Ah, ya entiendo teniente, dijo mi general, ¡pero hágase 22 flexiones de pecho por ‘intentar’ engañar al Segundo Comandante del Ejército! 

Tras el ejercicio, me dijo sonriendo “acompáñeme y me cuenta esa historia, he visto locuras, pero la suya es muy particular”. Le conté entonces que mi comandante del Batallón de Ingenieros, en el Caquetá, mi Coronel Freddy Padilla de León, había apoyado y promovido mi solicitud de ingreso al Seminario, que era el único oficial del Ejército en Comisión de Estudios y que cursaba segundo año de filosofía.

Vale decir que de ahí en adelante mi general pasaba por la oficina y yo debía poner de inmediato el pecho en tierra, la gente que me veía quedaba sorprendida por el inusual volteo al “curita” ordenado por mi general, quien al terminar me daba la mano y me decía ¡ánimo cura lancero!
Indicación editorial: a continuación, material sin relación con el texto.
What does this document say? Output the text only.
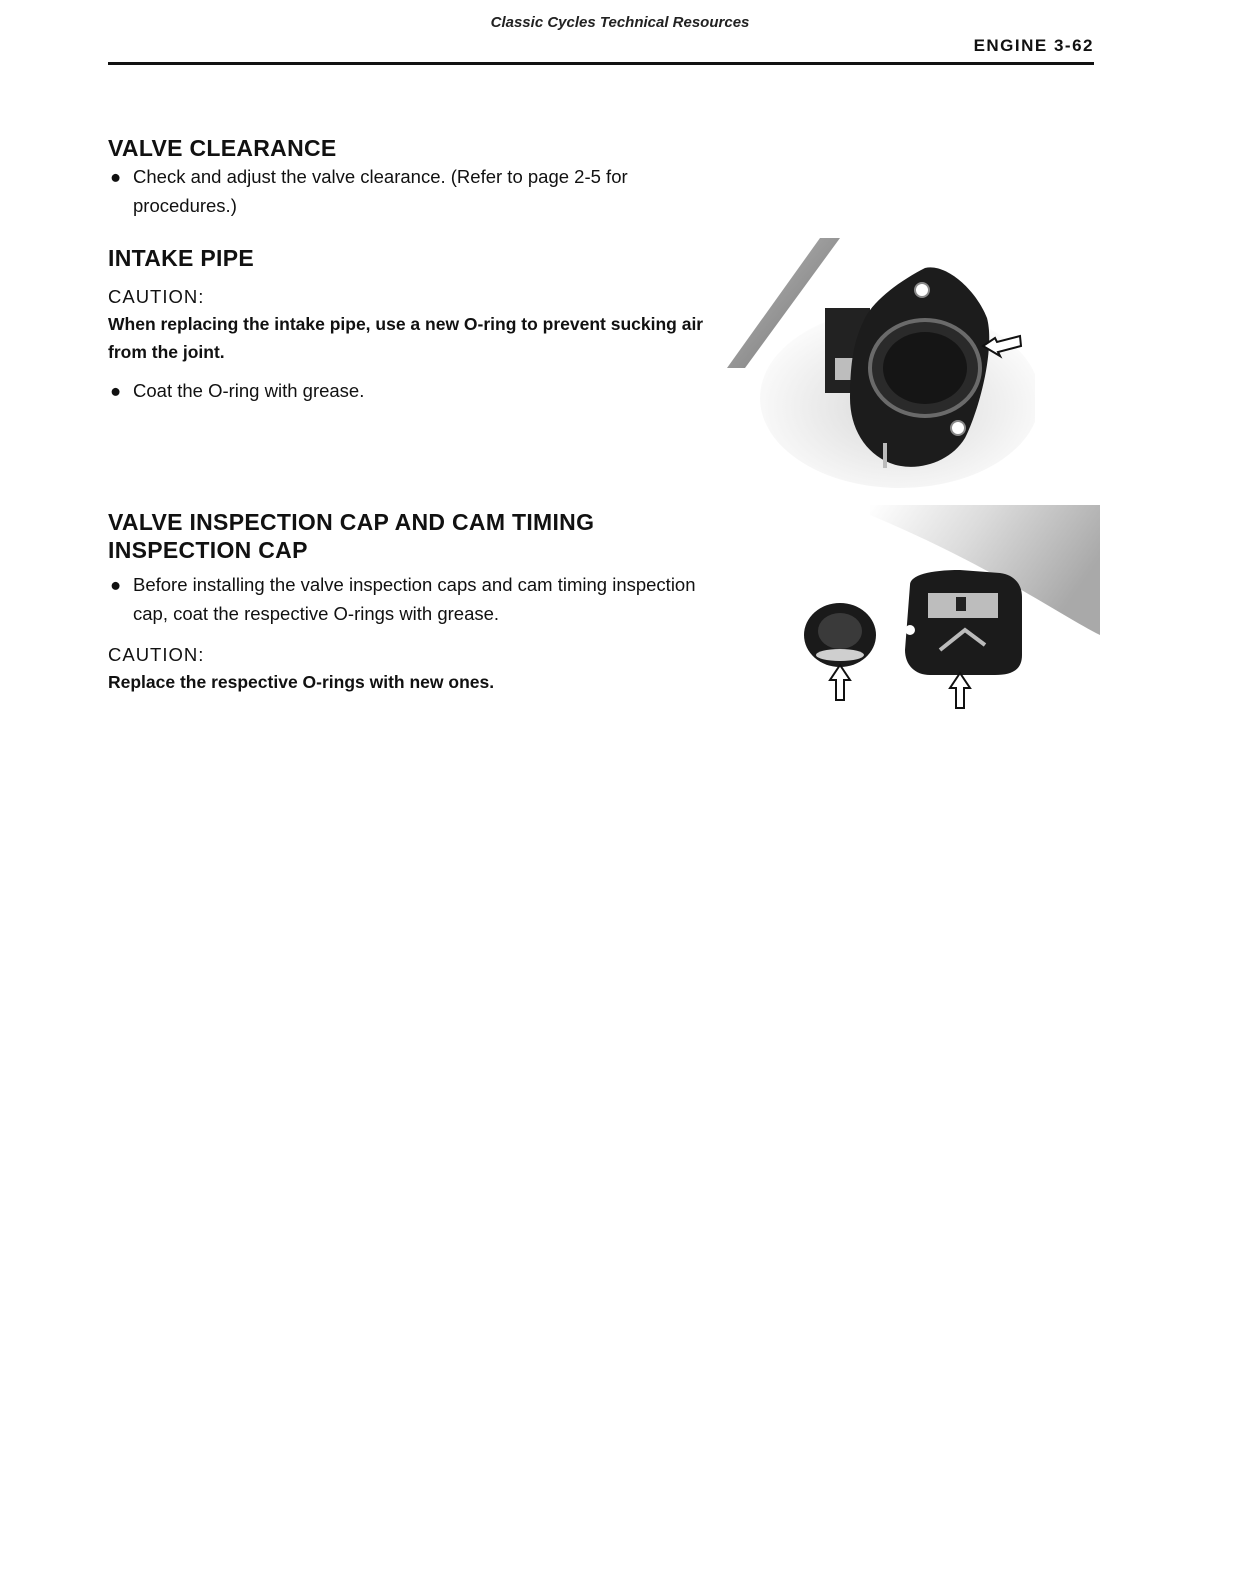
Classic Cycles Technical Resources
ENGINE 3-62
VALVE CLEARANCE
● Check and adjust the valve clearance. (Refer to page 2-5 for procedures.)
INTAKE PIPE
CAUTION:
When replacing the intake pipe, use a new O-ring to prevent sucking air from the joint.
● Coat the O-ring with grease.
VALVE INSPECTION CAP AND CAM TIMING INSPECTION CAP
● Before installing the valve inspection caps and cam timing inspection cap, coat the respective O-rings with grease.
CAUTION:
Replace the respective O-rings with new ones.
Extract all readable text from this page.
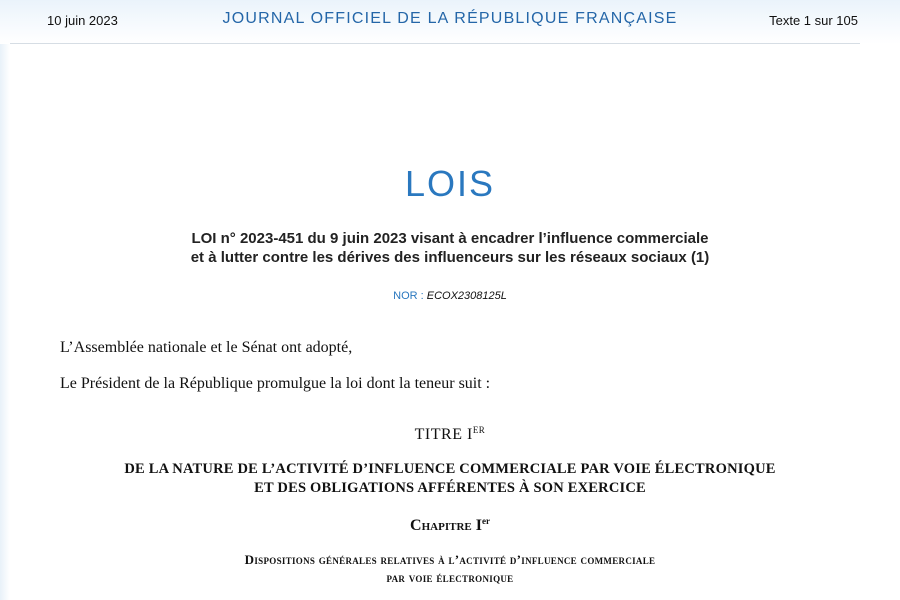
10 juin 2023	JOURNAL OFFICIEL DE LA RÉPUBLIQUE FRANÇAISE	Texte 1 sur 105
LOIS
LOI n° 2023-451 du 9 juin 2023 visant à encadrer l’influence commerciale
et à lutter contre les dérives des influenceurs sur les réseaux sociaux (1)
NOR : ECOX2308125L
L’Assemblée nationale et le Sénat ont adopté,
Le Président de la République promulgue la loi dont la teneur suit :
TITRE IER
DE LA NATURE DE L’ACTIVITÉ D’INFLUENCE COMMERCIALE PAR VOIE ÉLECTRONIQUE
ET DES OBLIGATIONS AFFÉRENTES À SON EXERCICE
Chapitre Ier
Dispositions générales relatives à l’activité d’influence commerciale
par voie électronique
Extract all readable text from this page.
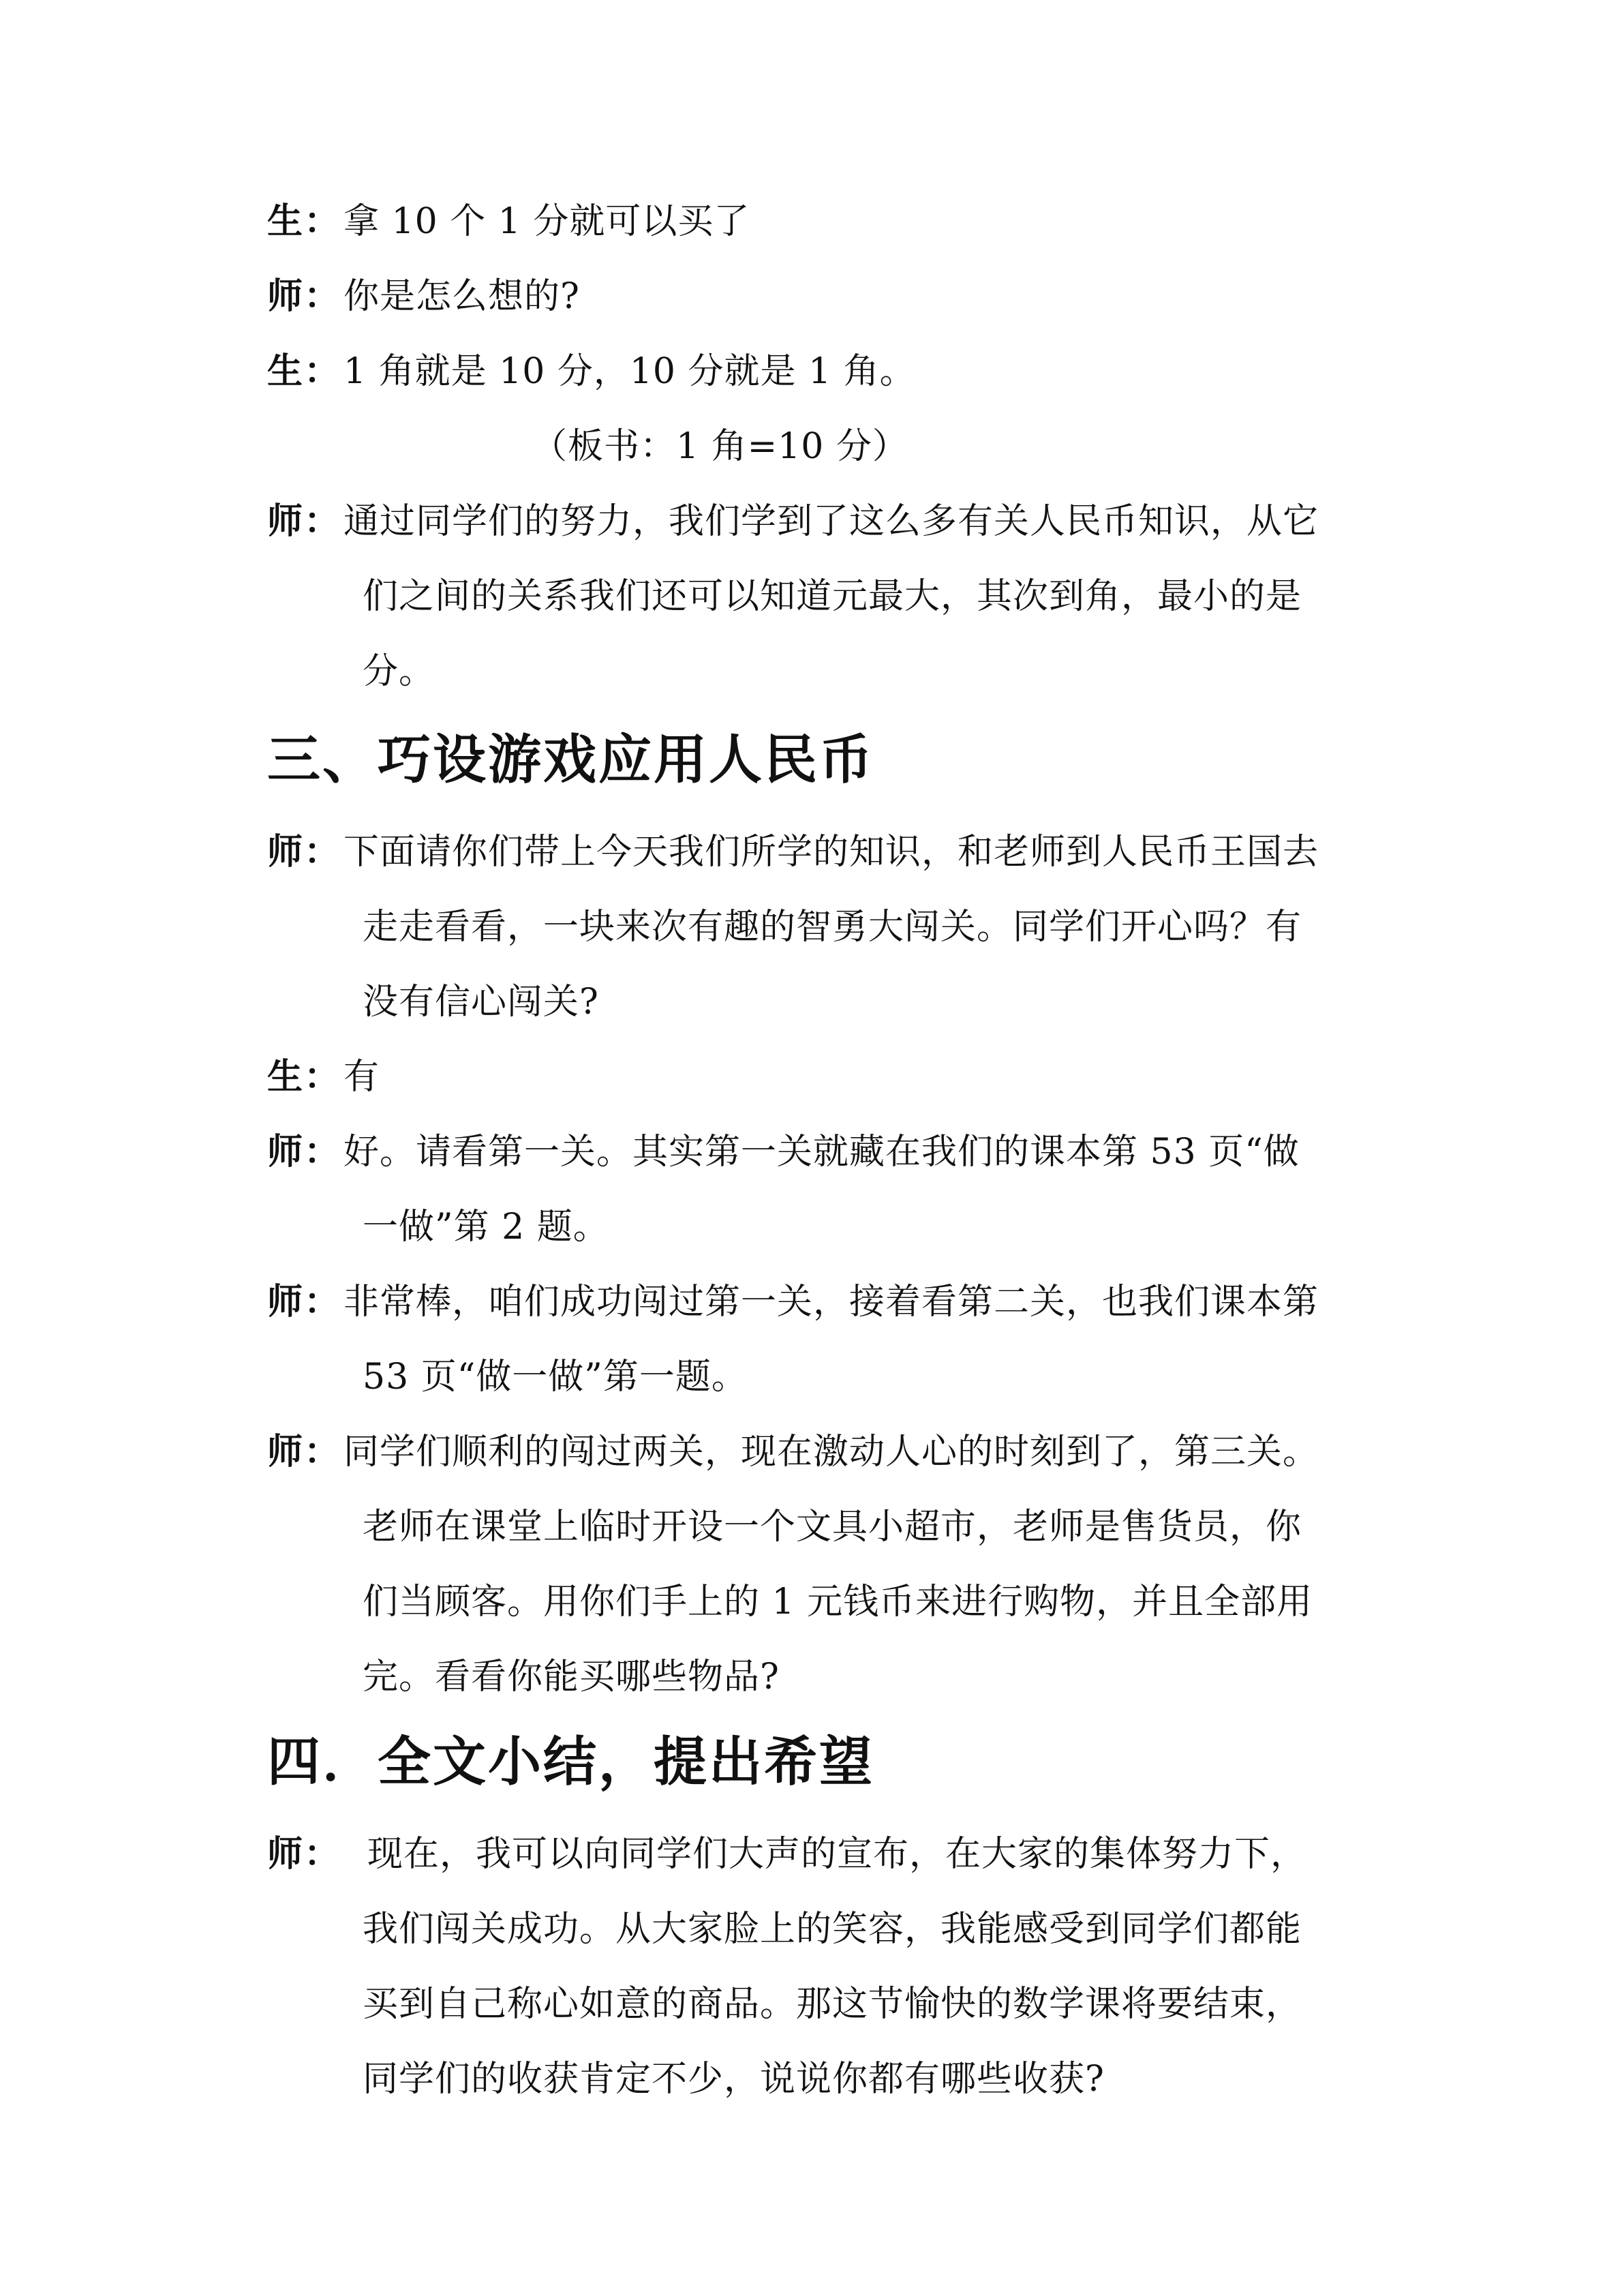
生： 拿 10 个 1 分就可以买了
师： 你是怎么想的?
生： 1 角就是 10 分，10 分就是 1 角。
（板书：1 角=10 分）
师： 通过同学们的努力，我们学到了这么多有关人民币知识，从它
们之间的关系我们还可以知道元最大，其次到角，最小的是
分。
三、巧设游戏应用人民币
师： 下面请你们带上今天我们所学的知识，和老师到人民币王国去
走走看看，一块来次有趣的智勇大闯关。同学们开心吗？有
没有信心闯关?
生： 有
师： 好。请看第一关。其实第一关就藏在我们的课本第 53 页“做
一做”第 2 题。
师： 非常棒，咱们成功闯过第一关，接着看第二关，也我们课本第
53 页“做一做”第一题。
师： 同学们顺利的闯过两关，现在激动人心的时刻到了，第三关。
老师在课堂上临时开设一个文具小超市，老师是售货员，你
们当顾客。用你们手上的 1 元钱币来进行购物，并且全部用
完。看看你能买哪些物品?
四．全文小结，提出希望
师： 现在，我可以向同学们大声的宣布，在大家的集体努力下，
我们闯关成功。从大家脸上的笑容，我能感受到同学们都能
买到自己称心如意的商品。那这节愉快的数学课将要结束，
同学们的收获肯定不少，说说你都有哪些收获?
Fueron 45 días inolvidables, gente que entraba a que le bendijera una medalla, una estampita o a ‘confesarse’, por supuesto la bendición no era problema, aunque nunca supe del destino de los infortunados creyentes; jamás confesé, pues no estaba facultado para hacerlo, aunque la gente me decía “escúcheme Padre, así no me absuelva”, no valía explicarles que no me era posible. Por fortuna, solo tuve acceso a “ligeros pecadillos”.

Eran otros tiempos, pero ese es mi recuerdo del viejo edificio. No puedo ocultar un dejo de nostalgia por aquellos días en esa estructura que hoy cayó físicamente, pero que perdurará en la memoria de quienes la conocimos.